Two weeks ago after church, friends on Newfane Hill invited me to lunch. We ate our sandwiches and watched the birds coming to the feeders on the deck.
I pulled myself out of the daze when an olive-drab and yellow bird landed on the deck. It took a while before the mental computer booted up. When it did, I watched the young Black-throated Green Warbler with a sense that my “normal” expectations for a mid-September day were still around.
That sense continued as a young Blackburnian Warbler also gleaned food in one old apple tree while a young Common Yellowthroat gleaned food in another apple tree.
Last Sunday, I wandered along the Dover Road to again try to wrap my mind around the damage. Between the Covered Bridge and the Parish Hill Bridge, there were four washouts.
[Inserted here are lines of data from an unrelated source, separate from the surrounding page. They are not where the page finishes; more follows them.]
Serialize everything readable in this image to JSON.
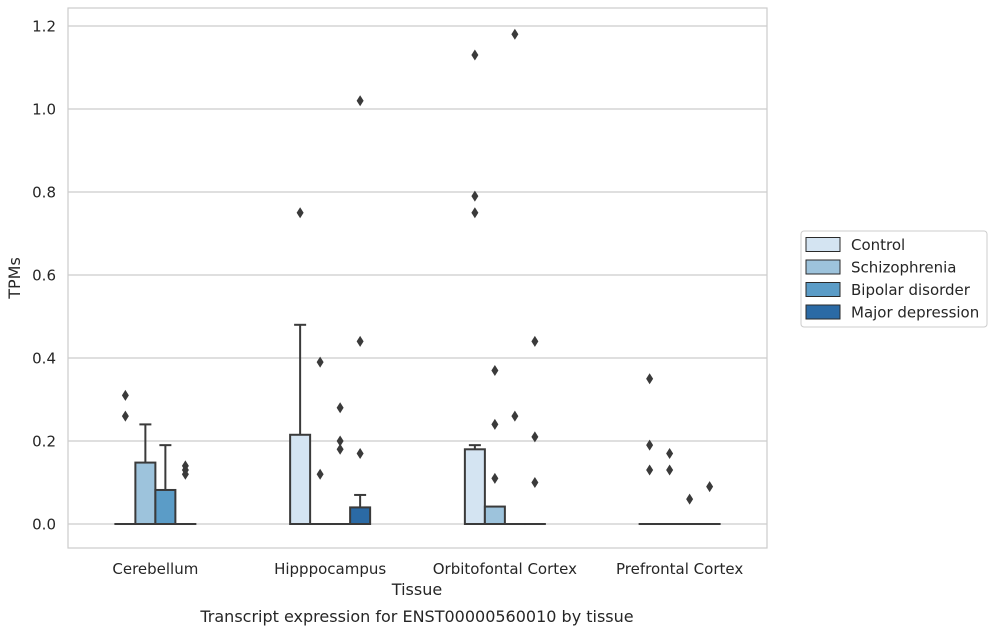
{
  "chart_data": {
    "type": "box",
    "title": "",
    "caption": "Transcript expression for ENST00000560010 by tissue",
    "xlabel": "Tissue",
    "ylabel": "TPMs",
    "ylim": [
      -0.058,
      1.24
    ],
    "yticks": [
      "0.0",
      "0.2",
      "0.4",
      "0.6",
      "0.8",
      "1.0",
      "1.2"
    ],
    "categories": [
      "Cerebellum",
      "Hipppocampus",
      "Orbitofontal Cortex",
      "Prefrontal Cortex"
    ],
    "grid": true,
    "legend_position": "right",
    "series": [
      {
        "name": "Control",
        "color": "#d4e4f2",
        "boxes": [
          {
            "q1": 0,
            "median": 0,
            "q3": 0,
            "whisker_low": 0,
            "whisker_high": 0,
            "outliers": [
              0.31,
              0.26
            ]
          },
          {
            "q1": 0,
            "median": 0,
            "q3": 0.215,
            "whisker_low": 0,
            "whisker_high": 0.48,
            "outliers": [
              0.75
            ]
          },
          {
            "q1": 0,
            "median": 0,
            "q3": 0.18,
            "whisker_low": 0,
            "whisker_high": 0.19,
            "outliers": [
              1.13,
              0.79,
              0.75
            ]
          },
          {
            "q1": 0,
            "median": 0,
            "q3": 0,
            "whisker_low": 0,
            "whisker_high": 0,
            "outliers": [
              0.35,
              0.19,
              0.13
            ]
          }
        ]
      },
      {
        "name": "Schizophrenia",
        "color": "#9dc3dc",
        "boxes": [
          {
            "q1": 0,
            "median": 0,
            "q3": 0.148,
            "whisker_low": 0,
            "whisker_high": 0.24,
            "outliers": []
          },
          {
            "q1": 0,
            "median": 0,
            "q3": 0,
            "whisker_low": 0,
            "whisker_high": 0,
            "outliers": [
              0.39,
              0.12
            ]
          },
          {
            "q1": 0,
            "median": 0,
            "q3": 0.042,
            "whisker_low": 0,
            "whisker_high": 0.042,
            "outliers": [
              0.37,
              0.24,
              0.11
            ]
          },
          {
            "q1": 0,
            "median": 0,
            "q3": 0,
            "whisker_low": 0,
            "whisker_high": 0,
            "outliers": [
              0.17,
              0.13
            ]
          }
        ]
      },
      {
        "name": "Bipolar disorder",
        "color": "#5b9cc7",
        "boxes": [
          {
            "q1": 0,
            "median": 0,
            "q3": 0.082,
            "whisker_low": 0,
            "whisker_high": 0.19,
            "outliers": []
          },
          {
            "q1": 0,
            "median": 0,
            "q3": 0,
            "whisker_low": 0,
            "whisker_high": 0,
            "outliers": [
              0.28,
              0.2,
              0.18
            ]
          },
          {
            "q1": 0,
            "median": 0,
            "q3": 0,
            "whisker_low": 0,
            "whisker_high": 0,
            "outliers": [
              1.18,
              0.26
            ]
          },
          {
            "q1": 0,
            "median": 0,
            "q3": 0,
            "whisker_low": 0,
            "whisker_high": 0,
            "outliers": [
              0.06
            ]
          }
        ]
      },
      {
        "name": "Major depression",
        "color": "#2b6aa5",
        "boxes": [
          {
            "q1": 0,
            "median": 0,
            "q3": 0,
            "whisker_low": 0,
            "whisker_high": 0,
            "outliers": [
              0.14,
              0.13,
              0.12
            ]
          },
          {
            "q1": 0,
            "median": 0,
            "q3": 0.04,
            "whisker_low": 0,
            "whisker_high": 0.07,
            "outliers": [
              1.02,
              0.44,
              0.17
            ]
          },
          {
            "q1": 0,
            "median": 0,
            "q3": 0,
            "whisker_low": 0,
            "whisker_high": 0,
            "outliers": [
              0.44,
              0.21,
              0.1
            ]
          },
          {
            "q1": 0,
            "median": 0,
            "q3": 0,
            "whisker_low": 0,
            "whisker_high": 0,
            "outliers": [
              0.09
            ]
          }
        ]
      }
    ]
  }
}
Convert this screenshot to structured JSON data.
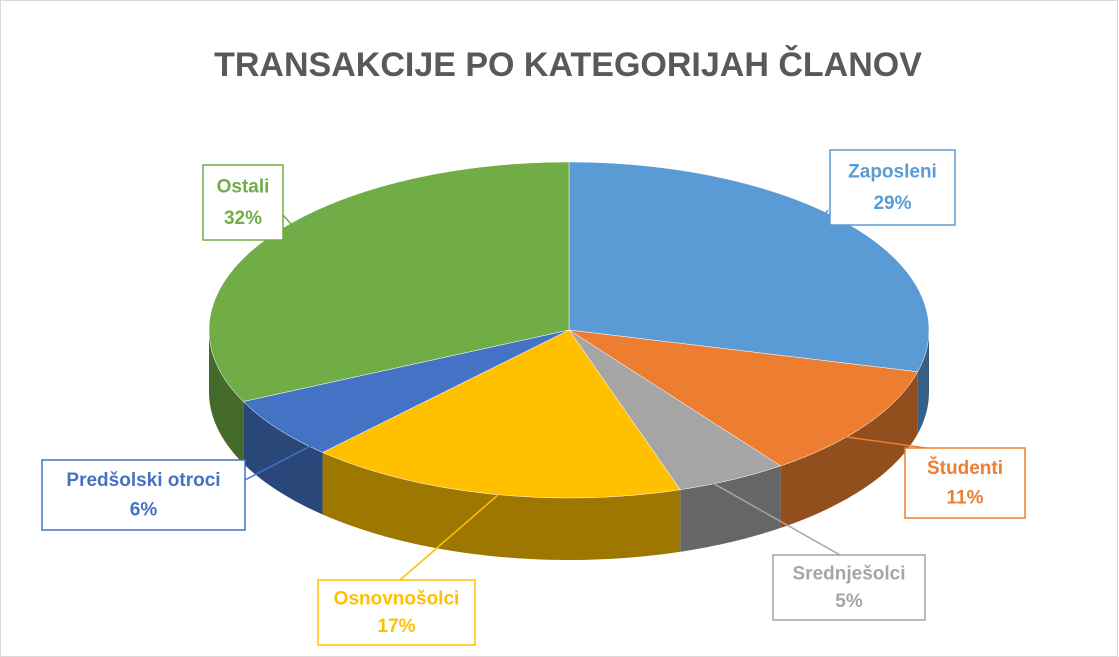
{
  "chart_data": {
    "type": "pie",
    "title": "TRANSAKCIJE PO KATEGORIJAH ČLANOV",
    "categories": [
      "Zaposleni",
      "Študenti",
      "Srednješolci",
      "Osnovnošolci",
      "Predšolski otroci",
      "Ostali"
    ],
    "values": [
      29,
      11,
      5,
      17,
      6,
      32
    ],
    "value_labels": [
      "29%",
      "11%",
      "5%",
      "17%",
      "6%",
      "32%"
    ],
    "colors": [
      "#5b9bd5",
      "#ed7d31",
      "#a5a5a5",
      "#ffc000",
      "#4472c4",
      "#70ad47"
    ]
  }
}
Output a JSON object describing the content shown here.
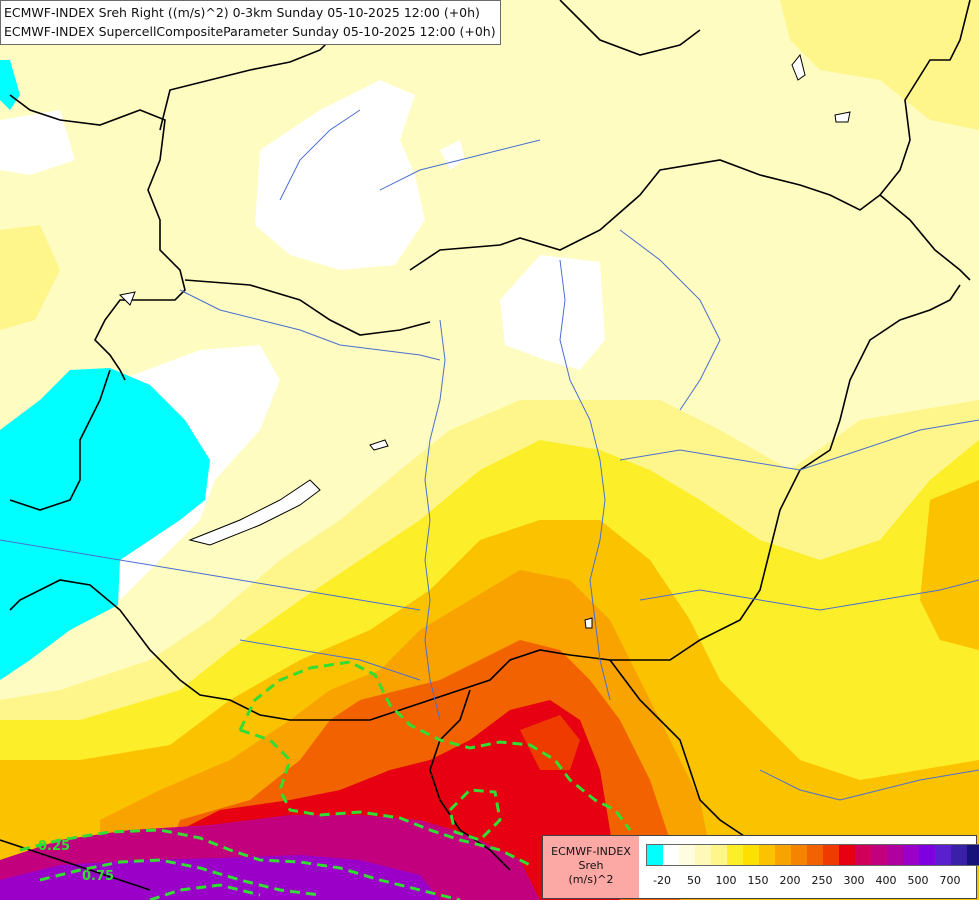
{
  "titles": [
    "ECMWF-INDEX Sreh Right ((m/s)^2) 0-3km Sunday 05-10-2025 12:00 (+0h)",
    "ECMWF-INDEX SupercellCompositeParameter Sunday 05-10-2025 12:00 (+0h)"
  ],
  "legend": {
    "name_lines": [
      "ECMWF-INDEX",
      "Sreh",
      "(m/s)^2"
    ],
    "colors": [
      "#00ffff",
      "#ffffff",
      "#fffde0",
      "#fef9b8",
      "#fef68a",
      "#fdee2a",
      "#fde000",
      "#fbc200",
      "#f8a300",
      "#f58400",
      "#f26200",
      "#ef3a00",
      "#e60012",
      "#d0005a",
      "#c2007e",
      "#b0009e",
      "#9a00c8",
      "#7e00e0",
      "#5a20d0",
      "#3a20a8",
      "#16127a"
    ],
    "ticks": [
      "-20",
      "50",
      "100",
      "150",
      "200",
      "250",
      "300",
      "400",
      "500",
      "700"
    ]
  },
  "contour_labels": [
    "0.25",
    "0.75"
  ],
  "colors": {
    "pale_yellow": "#fefcc0",
    "cyan": "#00ffff",
    "contour_green": "#33dd33",
    "border": "#000000",
    "river": "#4a6fd0"
  }
}
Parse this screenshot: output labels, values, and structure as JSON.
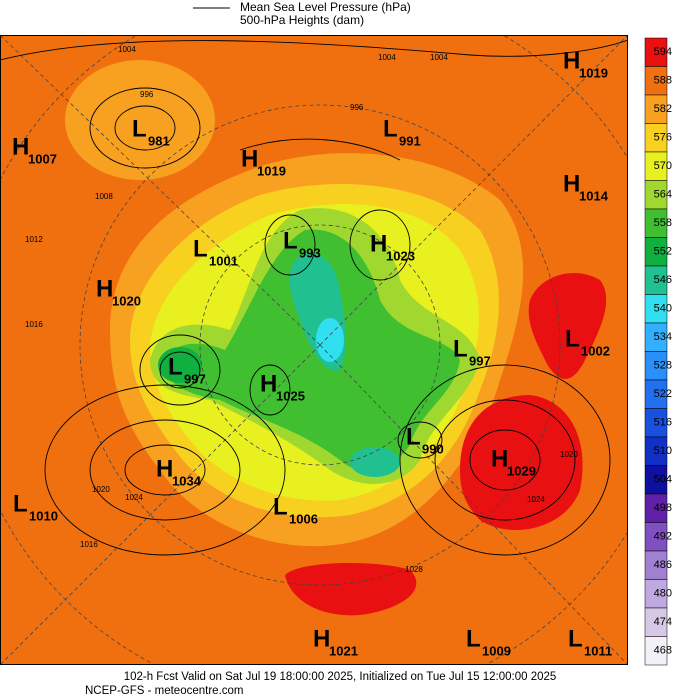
{
  "legend": {
    "pressure": "Mean Sea Level Pressure (hPa)",
    "heights": "500-hPa Heights (dam)"
  },
  "pressure_centers": [
    {
      "type": "H",
      "value": 1019
    },
    {
      "type": "H",
      "value": 1007
    },
    {
      "type": "L",
      "value": 981
    },
    {
      "type": "L",
      "value": 991
    },
    {
      "type": "H",
      "value": 1019
    },
    {
      "type": "H",
      "value": 1014
    },
    {
      "type": "L",
      "value": 1001
    },
    {
      "type": "L",
      "value": 993
    },
    {
      "type": "H",
      "value": 1023
    },
    {
      "type": "H",
      "value": 1020
    },
    {
      "type": "L",
      "value": 1002
    },
    {
      "type": "L",
      "value": 997
    },
    {
      "type": "L",
      "value": 997
    },
    {
      "type": "H",
      "value": 1025
    },
    {
      "type": "L",
      "value": 990
    },
    {
      "type": "H",
      "value": 1029
    },
    {
      "type": "H",
      "value": 1034
    },
    {
      "type": "L",
      "value": 1010
    },
    {
      "type": "L",
      "value": 1006
    },
    {
      "type": "H",
      "value": 1021
    },
    {
      "type": "L",
      "value": 1009
    },
    {
      "type": "L",
      "value": 1011
    }
  ],
  "isobar_labels": [
    1004,
    1004,
    1004,
    996,
    996,
    1008,
    1012,
    1016,
    1020,
    1024,
    1016,
    1020,
    1024,
    1028
  ],
  "colorbar": {
    "values": [
      594,
      588,
      582,
      576,
      570,
      564,
      558,
      552,
      546,
      540,
      534,
      528,
      522,
      516,
      510,
      504,
      498,
      492,
      486,
      480,
      474,
      468
    ],
    "colors": [
      "#e81010",
      "#f07010",
      "#f8a020",
      "#f8d020",
      "#e8f020",
      "#a0d830",
      "#40c030",
      "#10b040",
      "#20c090",
      "#30e0f0",
      "#30b0ff",
      "#2890f8",
      "#2070f0",
      "#1850e0",
      "#1030c8",
      "#1010a0",
      "#6020a8",
      "#8050c0",
      "#a080d0",
      "#c0a8e0",
      "#d8c8e8",
      "#f4f0f8"
    ]
  },
  "footer": {
    "line1": "102-h Fcst Valid on Sat Jul 19 18:00:00 2025, Initialized on Tue Jul 15 12:00:00 2025",
    "line2": "NCEP-GFS  - meteocentre.com"
  }
}
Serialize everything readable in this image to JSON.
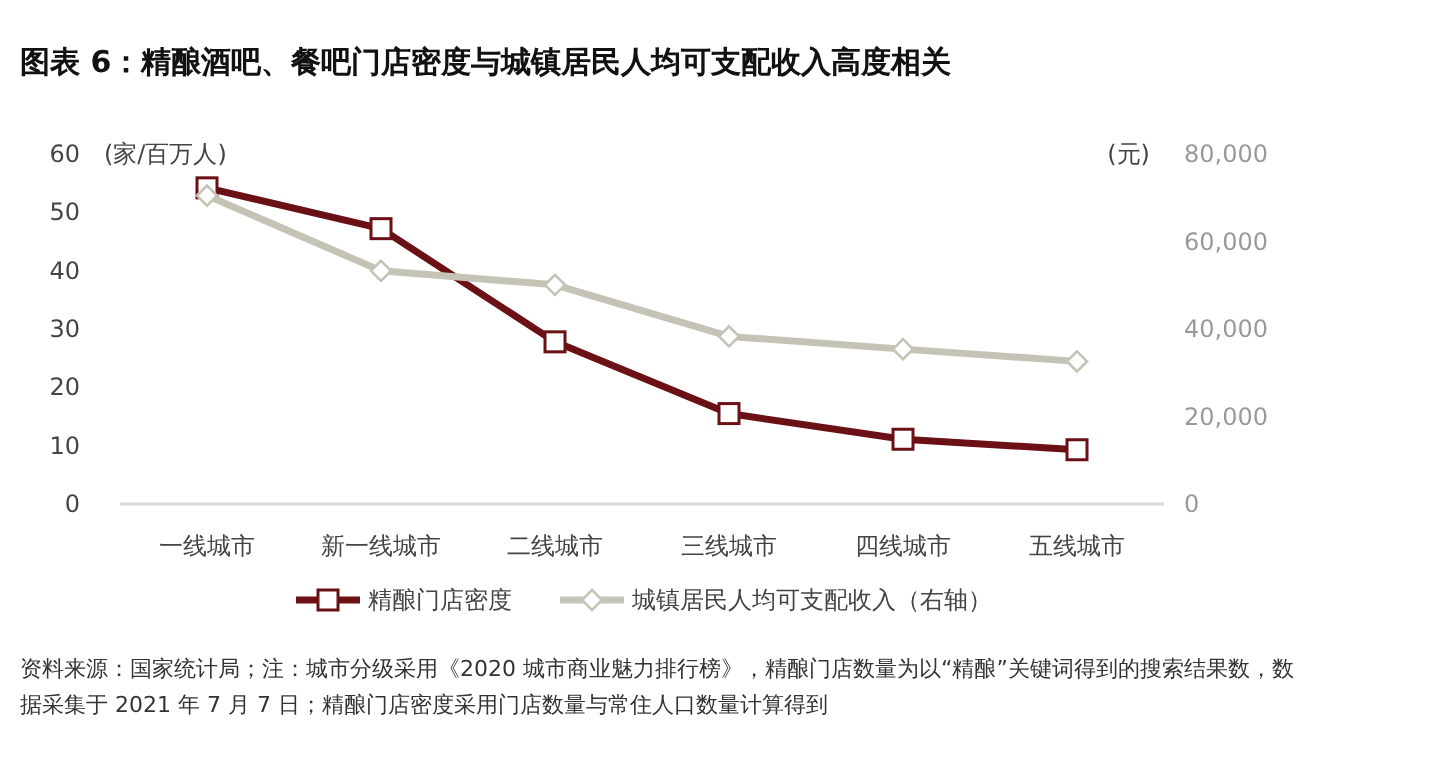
{
  "chart_data": {
    "type": "line",
    "title": "图表 6：精酿酒吧、餐吧门店密度与城镇居民人均可支配收入高度相关",
    "ylabel": "(家/百万人)",
    "y2label": "(元)",
    "categories": [
      "一线城市",
      "新一线城市",
      "二线城市",
      "三线城市",
      "四线城市",
      "五线城市"
    ],
    "series": [
      {
        "name": "精酿门店密度",
        "color": "#6b1014",
        "marker": "square",
        "values": [
          54.2,
          47.2,
          27.8,
          15.5,
          11.1,
          9.3
        ]
      },
      {
        "name": "城镇居民人均可支配收入（右轴）",
        "color": "#c4c3b6",
        "marker": "diamond",
        "axis": "y2",
        "values": [
          70500,
          53300,
          50100,
          38300,
          35400,
          32600
        ]
      }
    ],
    "ylim": [
      0,
      60
    ],
    "yticks": [
      0,
      10,
      20,
      30,
      40,
      50,
      60
    ],
    "y2lim": [
      0,
      80000
    ],
    "y2ticks": [
      {
        "value": 0,
        "label": "0"
      },
      {
        "value": 20000,
        "label": "20,000"
      },
      {
        "value": 40000,
        "label": "40,000"
      },
      {
        "value": 60000,
        "label": "60,000"
      },
      {
        "value": 80000,
        "label": "80,000"
      }
    ],
    "legend": "bottom",
    "annotations": [
      "资料来源：国家统计局；注：城市分级采用《2020 城市商业魅力排行榜》，精酿门店数量为以“精酿”关键词得到的搜索结果数，数据采集于 2021 年 7 月 7 日；精酿门店密度采用门店数量与常住人口数量计算得到"
    ]
  }
}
Road construction crew had brought these back to grade and had made them passable.
Beyond my home on the Dover Road, another washout was nearly back to grade. Each of these required major road reconstruction.
The tireless efforts of the construction workers was heroic, but in a way, unexceptional. The number and variety of people who have made heroic and tireless contributions is legion - volunteer firefighters, cleaning crews, community dinner organizers, communicators, town officials, emergency workers, and neighbors handing out supplies ... and hugs.
When I drove out the Augur Hole Road last Sunday, a flock of turkeys crossed the road. I tried to creep close to them in my truck, but the wary birds scurried off and gave me only a third-rate photo opportunity. Even so, it was a moment of normalcy.
But that moment paled when I reached Tom Fusco's home.
The bridge just past his shop, Alcan Power Equipment, like all the others on the Augur Hole Road, had been washed out by the Marlboro Branch. Four culverts had been placed alongside the broken bridge, and a one-car lane reconnected the isolated residents with roads to Route 30.
At one end of the basic river crossing, a hand-lettered sign announced “The Thomas Fusco Memorial Bypass.”
I laughed, as I am sure I was meant to. In the midst of so much somberness, for a moment the burden was lighter.
As we slog through the debris and labor through the destruction, those moments when we cry, and those moments when we laugh, are moments that keep us human and connect our humanity.